Elles sont âgées, ont des problèmes de santé ou ont un membre de leur famille qui est malade. Faire rentrer le virus chez elles, ce n’est pas une possibilité, avance-t-elle.

« Les parents sont en panique, même des travailleurs essentiels, des médecins, des profs. Certains ne pourront pas retourner travailler et ça va être un choix déchirant. »

— Une citation de  Sophy Forget Belec, présidente de l’AQMFEP

Plusieurs parents ont d'ailleurs écrit à Radio-Canada pour faire part de leurs inquiétudes. Nous allons faire quoi? C’est pas tous les parents qui peuvent rester à la maison, surtout étant [des] services essentiels. C’est vraiment gros comme problème, a par exemple souligné cette mère de famille, infirmière, qui ne pourra plus emmener ses enfants en milieu familial.

On risque de déshabiller le système de santé, craint Sophy Forget Belec.

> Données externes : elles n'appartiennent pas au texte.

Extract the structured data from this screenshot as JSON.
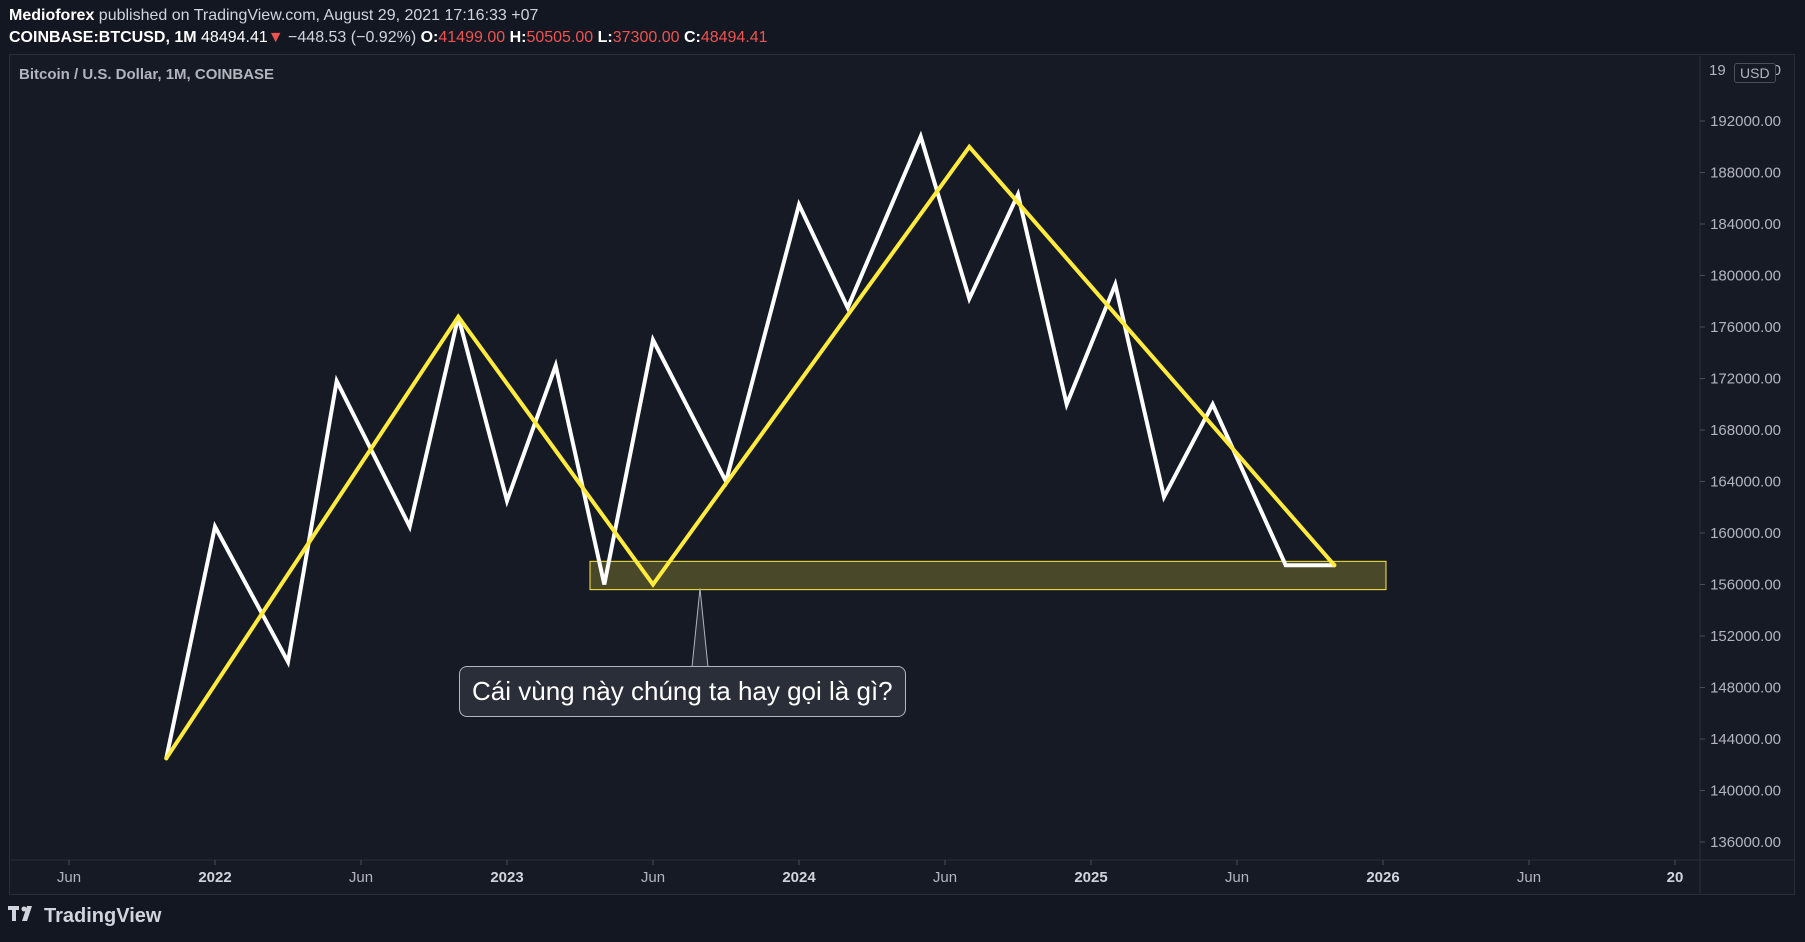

Un des deux parents risque donc, dans les prochains jours, d’avoir la tâche de s’occuper d’un jeune enfant qui ne pourra être accueilli dans un service de garde, tout en télétravaillant, si cette disposition est autorisée.

Jusqu’à maintenant, les parents avaient une routine et se partageaient les responsabilités familiales avec le travail à la maison. Là, ça va augmenter la pression sur un parent. Il va y avoir de la fatigue qui va s’installer chez les gens, c’est ce qu’on appréhende, avance Geneviève Béslisle.

Aux yeux de l'AQMFEP, c'est tout le réseau qu'il faudra revoir.

On était déjà en pénurie de places en service de garde au Québec, on était mal équipés. Le ministre devra prendre de grosses décisions, reprend Sophy Forget Belec.

Le ministre Lacombe au courant

Du côté du cabinet du ministre de la Famille, Mathieu Lacombe, on assure être au courant de ces inquiétudes et on demande de la flexibilité aux employeurs.

« On est en train de chercher des solutions en cas de débordements majeurs. »

— Une citation de  Antoine De La Durantaye, attaché de presse de Mathieu Lacombe

On souligne néanmoins que cette reprise est graduelle et que tout le monde doit s’adapter à cette épidémie et à ses conséquences.

La réouverture complète du réseau des services de garde est prévue pour le 22 juin.